When working in IT security, there are some questions that keep coming up, and I thought this one deserved to be answered once and for all: Is there any way to crack a password-protected zip file?
I understand how much we all want to be absolutely certain and reassured that our files will not be cracked — not now, not ever! For some time now, the .zip format has provided encryption as an added feature. But the type of encryption it offers depends on the program you use to create and open the zip file.
One of the .zip password protection algorithms is called ZipCrypto. ZipCrypto is supported natively on Windows, but it should never be used because it is completely broken, flawed, and relatively easy to crack. All hackers need to know is 12 bytes of plain text and where it is located in the zip (which can be easily found) in order to quickly decrypt the entire content of the archive. To give you an idea, on most laptops, it would usually takes less than a minute to decrypt the entire content of a zip file.
Exploiting ZipCrypto through a widely known plain text attack is straightforward and doesn’t require sophisticated technical skills. Although I will walk you through the steps, I am obviously not doing so to help go out and hack someone. I simply want to show you how basic and easy this exploit really is.
- Download bkcrack from GitHub
- Download encrypted.zip
- (Optional) Download plain.zip
Opening the zip file reveals an XML file called SomeXmlFile.xml.
Usually, XML files contain the following header at the beginning:
The procedure itself is quite simple:
Create a file named plain.txt.
Add the following text to plain.txt: <?xml version="1.0" encoding="UTF-8"?>
Zip the file and call it plain.zip. Do not use a password and use the same compression algorithm as the encrypted archive. (If you wish, you can download plain.zip using the link supplied above, which already has the plain.txt file in it.)
Feed both files to bkcrack using the following command line:
bkcrack -C encrypted.zip -c SomeXmlFile.xml -P plain.zip -p plain.txt
The final tool output should look like this:
Generated 4194304 Z values.
[11:58:53] Z reduction using 30 bytes of known plaintext
100.0 % (30 / 30)
260948 values remaining.
[11:58:54] Attack on 260948 Z values at index
7 88.3 % (230335 / 260948)
c072e51c a36b7996 b6f8d312
Once the keys have been obtained, any files in the zip can be deciphered using the following command line:
bkcrack -C encrypted.zip -c Tux_ecb.jpg -k c072e51c a36b7996 b6f8d312 -d Tux_ecb.jpg
This example extracted the Tux_ecb.jpg file. The resulting image should look like this:
Congratulations, you have successfully decrypted the zip file!
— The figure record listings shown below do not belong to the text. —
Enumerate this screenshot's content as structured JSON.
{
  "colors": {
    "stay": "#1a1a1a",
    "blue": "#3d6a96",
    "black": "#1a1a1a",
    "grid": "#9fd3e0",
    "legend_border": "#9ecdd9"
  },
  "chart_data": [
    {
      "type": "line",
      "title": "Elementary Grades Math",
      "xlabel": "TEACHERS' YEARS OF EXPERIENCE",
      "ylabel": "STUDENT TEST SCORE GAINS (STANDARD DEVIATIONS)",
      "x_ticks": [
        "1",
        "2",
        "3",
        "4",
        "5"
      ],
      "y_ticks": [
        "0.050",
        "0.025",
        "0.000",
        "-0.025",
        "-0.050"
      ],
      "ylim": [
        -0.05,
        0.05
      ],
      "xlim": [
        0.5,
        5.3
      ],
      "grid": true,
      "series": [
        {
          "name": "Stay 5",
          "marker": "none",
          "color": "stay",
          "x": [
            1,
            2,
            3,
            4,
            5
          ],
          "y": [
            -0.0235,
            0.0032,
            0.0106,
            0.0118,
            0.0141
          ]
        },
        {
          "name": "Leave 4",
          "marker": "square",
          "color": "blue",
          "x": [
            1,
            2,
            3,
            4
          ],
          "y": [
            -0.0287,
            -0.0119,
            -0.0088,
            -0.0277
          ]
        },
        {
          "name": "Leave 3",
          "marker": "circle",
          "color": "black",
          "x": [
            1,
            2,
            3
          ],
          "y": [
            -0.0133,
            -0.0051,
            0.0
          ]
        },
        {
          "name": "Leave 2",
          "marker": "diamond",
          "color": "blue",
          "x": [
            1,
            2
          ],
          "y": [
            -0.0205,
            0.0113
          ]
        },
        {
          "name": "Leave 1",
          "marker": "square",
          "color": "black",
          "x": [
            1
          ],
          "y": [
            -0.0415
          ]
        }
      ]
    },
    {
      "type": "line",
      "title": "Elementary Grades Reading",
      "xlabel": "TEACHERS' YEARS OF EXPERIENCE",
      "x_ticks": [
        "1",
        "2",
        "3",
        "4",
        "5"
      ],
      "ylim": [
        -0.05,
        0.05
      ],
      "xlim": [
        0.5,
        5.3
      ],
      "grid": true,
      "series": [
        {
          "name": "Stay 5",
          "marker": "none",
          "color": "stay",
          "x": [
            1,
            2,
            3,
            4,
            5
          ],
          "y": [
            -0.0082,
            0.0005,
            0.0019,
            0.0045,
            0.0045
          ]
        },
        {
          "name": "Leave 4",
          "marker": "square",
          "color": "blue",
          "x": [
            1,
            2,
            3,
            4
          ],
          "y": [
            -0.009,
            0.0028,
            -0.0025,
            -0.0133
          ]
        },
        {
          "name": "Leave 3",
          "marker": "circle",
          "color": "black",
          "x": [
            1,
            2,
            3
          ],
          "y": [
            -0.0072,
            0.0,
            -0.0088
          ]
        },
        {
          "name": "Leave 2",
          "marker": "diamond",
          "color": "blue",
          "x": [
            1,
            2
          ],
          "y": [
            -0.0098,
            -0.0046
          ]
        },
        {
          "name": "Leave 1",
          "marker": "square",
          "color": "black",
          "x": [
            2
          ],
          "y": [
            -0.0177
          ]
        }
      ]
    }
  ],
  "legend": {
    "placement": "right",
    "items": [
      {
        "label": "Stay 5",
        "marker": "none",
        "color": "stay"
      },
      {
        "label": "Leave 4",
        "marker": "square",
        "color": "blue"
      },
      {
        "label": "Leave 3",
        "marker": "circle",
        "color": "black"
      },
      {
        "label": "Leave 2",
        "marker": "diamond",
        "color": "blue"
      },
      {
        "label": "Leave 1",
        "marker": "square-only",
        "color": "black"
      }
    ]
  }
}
We included multiple files in the encrypted.zip (MIT License, HTML file), so that you can practice and go off the beaten track!
By now you’re probably wondering: If you should never use ZipCrypto, then what is the alternative? Well, we strongly recommend AES-256, which is the industry standard for zip encryption and has been proven to be quite strong and safe. Unfortunately, Windows does not have native support for this. However, most third-party archivers such as 7Zip, Winrar, and Winzip support it.